Department of Psychology, Stirling University, Stirling, UK.
BMC Neurol. 2010 Feb 24;10:15. doi: 10.1186/1471-2377-10-15.
Adherence to therapies is a primary determinant of treatment success, yet the World Health Organisation estimate that only 50% of patients who suffer from chronic diseases adhere to treatment recommendations. In a previous project, we found that 30% of stroke patients reported sub-optimal medication adherence, and this was associated with younger age, greater cognitive impairment, lower perceptions of medication benefits and higher specific concerns about medication. We now wish to pilot a brief intervention aimed at (a) helping patients establish a better medication-taking routine, and (b) eliciting and modifying any erroneous beliefs regarding their medication and their stroke.
METHODS/DESIGN: Thirty patients will be allocated to a brief intervention (2 sessions) and 30 to treatment as usual. The primary outcome will be adherence measured over 3 months using Medication Event Monitoring System (MEMS) pill containers which electronically record openings. Secondary outcomes will include self reported adherence and blood pressure.
This study shall also assess uptake/attrition, feasibility, ease of understanding and acceptability of this complex intervention.

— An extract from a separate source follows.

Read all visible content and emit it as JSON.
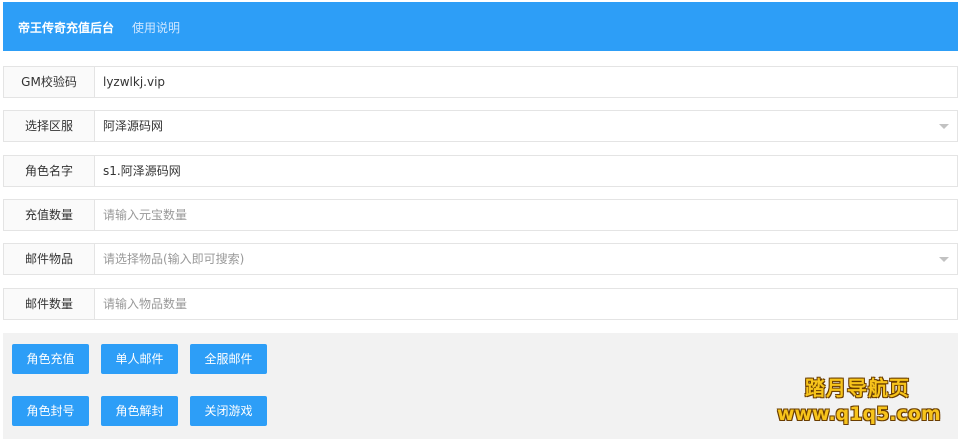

Current Controlled Trials ISRCTN38274953.
治疗依从性是治疗成功的主要决定因素,但世界卫生组织估计,只有 50%的慢性病患者遵循治疗建议。在之前的一个项目中,我们发现 30%的中风患者报告说药物服用依从性差,这与年龄较小、认知障碍更严重、对药物益处的认知较低以及对药物的具体担忧较高有关。我们现在希望试行一项简短的干预措施,旨在 (a) 帮助患者建立更好的服药习惯,以及 (b) 了解和纠正任何关于药物和中风的错误信念。
方法/设计:将 30 名患者分配到简短干预组(2 个疗程),30 名患者分配到常规治疗组。主要结局将是使用电子记录开启次数的 Medication Event Monitoring System (MEMS) 药瓶在 3 个月内测量的药物依从性。次要结局将包括自我报告的药物依从性和血压。
本研究还将评估该复杂干预措施的参与/脱落率、可行性、易于理解性和可接受性。
当前对照试验 ISRCTN38274953。